Auch Kim beantwortete eine Journalistenfrage. Das war bisher undenkbar

In den USA wurde mit Befremden aufgenommen, wie Trump über das Schicksal von Otto Warmbier sprach. Der US-Student war Anfang 2017 in Nordkorea verhaftet und anderthalb Jahre später, beinahe hirntot, in die Heimat ausgeflogen worden. Wenige Tage nach seiner Rückkehr starb er. Warmbiers Eltern werfen dem nordkoreanischen Regime vor, ihren Sohn gefoltert zu haben. Trump sagte, er glaube Kim, dass er davon "erst später" erfahren habe.

Das abrupte Ende kam für viele in Hanoi wie ein Schock, zumal am Morgen noch ganz andere Töne von Kim und Trump zu vernehmen waren. Kurz vor neun Uhr hatten sie an einem Marmortisch Platz genommen. Reporter durften ein paar Fragen stellen, bevor sich die beiden zurückzogen. Zunächst antwortete nur Trump, eine Frage jedoch ging auch an Kim. Ob er denn zuversichtlich sei, wollte ein Reporter der Washington Post wissen. Kim blickte zuerst versteinert, dann lächelte er und begann zu sprechen, eine Szene, die beim ersten Gipfel in Singapur noch undenkbar gewesen wäre. "Es ist zu früh, um etwas zu sagen. Ich werde keine Prophezeiungen abgeben. Aber ich fühle instinktiv, dass ein gutes Ergebnis herauskommen wird", sagte er mit rauer Stimme. So banal die Sätze klingen mögen, sie erregten Aufsehen. Ein Kommentator im südkoreanischen Fernsehen betonte, dass das "in der Geschichte noch niemals vorgekommen sei".

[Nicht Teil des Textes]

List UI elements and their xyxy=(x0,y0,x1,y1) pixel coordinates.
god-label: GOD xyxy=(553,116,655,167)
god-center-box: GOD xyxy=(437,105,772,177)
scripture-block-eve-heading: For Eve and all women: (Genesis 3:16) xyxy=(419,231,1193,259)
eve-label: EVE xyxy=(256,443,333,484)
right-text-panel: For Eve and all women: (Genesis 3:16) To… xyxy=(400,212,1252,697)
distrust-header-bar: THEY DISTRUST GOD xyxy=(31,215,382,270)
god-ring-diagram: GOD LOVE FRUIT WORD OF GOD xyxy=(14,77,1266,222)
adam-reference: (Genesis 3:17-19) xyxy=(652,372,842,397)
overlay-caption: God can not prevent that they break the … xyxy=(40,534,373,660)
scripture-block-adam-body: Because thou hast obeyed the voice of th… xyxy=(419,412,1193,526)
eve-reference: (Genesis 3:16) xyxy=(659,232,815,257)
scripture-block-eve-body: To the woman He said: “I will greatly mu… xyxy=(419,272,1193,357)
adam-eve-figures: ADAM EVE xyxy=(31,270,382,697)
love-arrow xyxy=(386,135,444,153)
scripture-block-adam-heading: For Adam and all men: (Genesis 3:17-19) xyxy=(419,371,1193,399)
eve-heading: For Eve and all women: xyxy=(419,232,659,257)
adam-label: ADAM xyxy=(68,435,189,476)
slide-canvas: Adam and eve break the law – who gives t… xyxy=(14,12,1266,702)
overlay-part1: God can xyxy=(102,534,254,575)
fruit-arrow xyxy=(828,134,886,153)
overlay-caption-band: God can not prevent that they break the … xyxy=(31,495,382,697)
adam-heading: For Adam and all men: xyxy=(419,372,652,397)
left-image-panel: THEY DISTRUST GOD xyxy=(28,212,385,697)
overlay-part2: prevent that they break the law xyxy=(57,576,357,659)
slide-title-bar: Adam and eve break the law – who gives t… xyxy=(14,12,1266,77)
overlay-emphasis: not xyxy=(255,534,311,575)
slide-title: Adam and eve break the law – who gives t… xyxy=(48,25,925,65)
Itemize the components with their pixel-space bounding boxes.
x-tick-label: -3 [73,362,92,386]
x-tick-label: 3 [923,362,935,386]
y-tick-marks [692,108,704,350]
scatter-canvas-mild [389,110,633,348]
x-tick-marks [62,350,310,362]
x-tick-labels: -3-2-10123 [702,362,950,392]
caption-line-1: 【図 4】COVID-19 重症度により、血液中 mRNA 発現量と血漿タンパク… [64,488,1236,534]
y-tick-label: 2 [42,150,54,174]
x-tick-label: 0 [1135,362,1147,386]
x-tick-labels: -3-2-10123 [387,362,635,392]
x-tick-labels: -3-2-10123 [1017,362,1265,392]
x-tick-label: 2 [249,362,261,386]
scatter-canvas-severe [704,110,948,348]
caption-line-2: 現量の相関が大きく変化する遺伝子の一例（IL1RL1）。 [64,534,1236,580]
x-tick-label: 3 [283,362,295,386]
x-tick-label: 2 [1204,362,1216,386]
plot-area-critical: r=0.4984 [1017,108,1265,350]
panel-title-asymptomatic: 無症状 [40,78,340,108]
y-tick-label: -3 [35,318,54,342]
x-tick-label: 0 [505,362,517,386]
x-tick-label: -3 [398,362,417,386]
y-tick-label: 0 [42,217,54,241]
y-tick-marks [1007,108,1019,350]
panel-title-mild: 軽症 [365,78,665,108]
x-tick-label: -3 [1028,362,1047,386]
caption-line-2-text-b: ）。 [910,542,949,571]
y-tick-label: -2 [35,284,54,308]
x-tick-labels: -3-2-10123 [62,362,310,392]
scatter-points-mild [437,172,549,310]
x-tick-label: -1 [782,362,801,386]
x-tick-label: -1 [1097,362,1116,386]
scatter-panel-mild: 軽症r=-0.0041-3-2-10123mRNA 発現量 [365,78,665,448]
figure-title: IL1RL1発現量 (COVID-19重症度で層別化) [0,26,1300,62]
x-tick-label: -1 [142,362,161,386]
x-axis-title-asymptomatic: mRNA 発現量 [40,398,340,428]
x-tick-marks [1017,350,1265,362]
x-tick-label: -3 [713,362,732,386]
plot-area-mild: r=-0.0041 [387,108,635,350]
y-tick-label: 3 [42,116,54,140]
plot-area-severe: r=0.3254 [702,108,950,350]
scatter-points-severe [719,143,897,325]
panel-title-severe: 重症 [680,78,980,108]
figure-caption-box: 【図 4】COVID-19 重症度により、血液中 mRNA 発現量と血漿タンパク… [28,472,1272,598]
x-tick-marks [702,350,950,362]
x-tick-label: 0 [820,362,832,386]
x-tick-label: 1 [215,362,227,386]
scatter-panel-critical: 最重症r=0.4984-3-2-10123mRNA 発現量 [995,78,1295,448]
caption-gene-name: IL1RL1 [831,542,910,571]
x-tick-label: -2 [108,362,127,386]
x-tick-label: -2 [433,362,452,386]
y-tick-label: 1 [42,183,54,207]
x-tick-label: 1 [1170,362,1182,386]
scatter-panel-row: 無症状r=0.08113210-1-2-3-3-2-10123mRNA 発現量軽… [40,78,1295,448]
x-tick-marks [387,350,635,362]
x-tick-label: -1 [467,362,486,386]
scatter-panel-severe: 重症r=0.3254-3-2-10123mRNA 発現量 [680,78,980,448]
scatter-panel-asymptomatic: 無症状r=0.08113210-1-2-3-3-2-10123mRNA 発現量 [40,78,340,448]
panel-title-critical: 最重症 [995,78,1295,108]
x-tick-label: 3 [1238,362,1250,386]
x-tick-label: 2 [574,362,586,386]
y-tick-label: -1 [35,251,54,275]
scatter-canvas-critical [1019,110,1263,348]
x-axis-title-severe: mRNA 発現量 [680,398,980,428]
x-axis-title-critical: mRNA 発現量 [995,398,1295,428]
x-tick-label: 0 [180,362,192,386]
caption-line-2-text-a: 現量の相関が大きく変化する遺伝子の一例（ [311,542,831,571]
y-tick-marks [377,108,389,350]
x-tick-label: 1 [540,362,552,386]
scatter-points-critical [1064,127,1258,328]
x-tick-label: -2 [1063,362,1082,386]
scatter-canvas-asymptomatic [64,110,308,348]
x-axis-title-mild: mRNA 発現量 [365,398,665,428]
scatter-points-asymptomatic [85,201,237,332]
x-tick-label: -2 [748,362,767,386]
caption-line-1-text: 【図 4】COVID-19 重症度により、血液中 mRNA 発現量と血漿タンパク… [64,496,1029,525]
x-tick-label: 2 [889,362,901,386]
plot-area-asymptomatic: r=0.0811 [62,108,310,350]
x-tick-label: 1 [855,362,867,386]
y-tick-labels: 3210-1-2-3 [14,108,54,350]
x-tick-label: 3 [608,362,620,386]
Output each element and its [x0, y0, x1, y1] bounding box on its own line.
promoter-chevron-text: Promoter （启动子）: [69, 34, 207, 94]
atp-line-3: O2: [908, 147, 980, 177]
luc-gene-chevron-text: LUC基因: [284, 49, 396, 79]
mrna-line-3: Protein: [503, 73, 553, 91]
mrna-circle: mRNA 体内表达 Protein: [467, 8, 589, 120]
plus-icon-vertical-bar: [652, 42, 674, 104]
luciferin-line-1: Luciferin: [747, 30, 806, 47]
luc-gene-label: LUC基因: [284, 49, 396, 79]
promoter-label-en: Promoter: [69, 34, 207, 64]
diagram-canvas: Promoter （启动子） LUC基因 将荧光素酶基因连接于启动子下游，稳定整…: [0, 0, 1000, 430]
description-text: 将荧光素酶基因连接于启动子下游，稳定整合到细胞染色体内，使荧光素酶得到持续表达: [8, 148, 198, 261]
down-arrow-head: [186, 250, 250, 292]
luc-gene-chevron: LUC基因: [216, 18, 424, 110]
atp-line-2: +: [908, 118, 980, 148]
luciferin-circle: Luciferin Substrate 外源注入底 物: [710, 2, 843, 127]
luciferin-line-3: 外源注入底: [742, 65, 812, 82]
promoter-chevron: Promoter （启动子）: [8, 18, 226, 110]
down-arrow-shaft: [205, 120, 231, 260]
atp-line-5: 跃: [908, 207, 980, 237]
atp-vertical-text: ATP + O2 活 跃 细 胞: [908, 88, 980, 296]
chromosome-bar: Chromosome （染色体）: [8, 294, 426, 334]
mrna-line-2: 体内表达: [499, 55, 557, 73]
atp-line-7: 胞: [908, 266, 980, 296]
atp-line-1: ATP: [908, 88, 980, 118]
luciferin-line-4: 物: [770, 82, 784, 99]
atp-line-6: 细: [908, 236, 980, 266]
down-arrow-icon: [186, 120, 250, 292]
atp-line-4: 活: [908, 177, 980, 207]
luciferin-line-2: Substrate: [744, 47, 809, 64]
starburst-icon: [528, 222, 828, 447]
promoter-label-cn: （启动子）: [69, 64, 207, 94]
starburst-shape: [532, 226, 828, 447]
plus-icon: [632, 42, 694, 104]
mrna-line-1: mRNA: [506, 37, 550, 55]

Mit seiner Prophezeiung lag Kim daneben. Mit seiner Entourage wollte er noch zwei Tage in Vietnam bleiben - Staatsbesuch. Trump verabschiedete sich nach 40 Minuten Pressekonferenz: "So, das war's. Meine Damen und Herren, ich werde gleich in ein Flugzeug steigen und zu einem wundervollen Ort namens Washington, DC, zurückfliegen. Vielen Dank." Um 15.51 Uhr Ortszeit hob die Air Force One ab, zwei Stunden früher als geplant.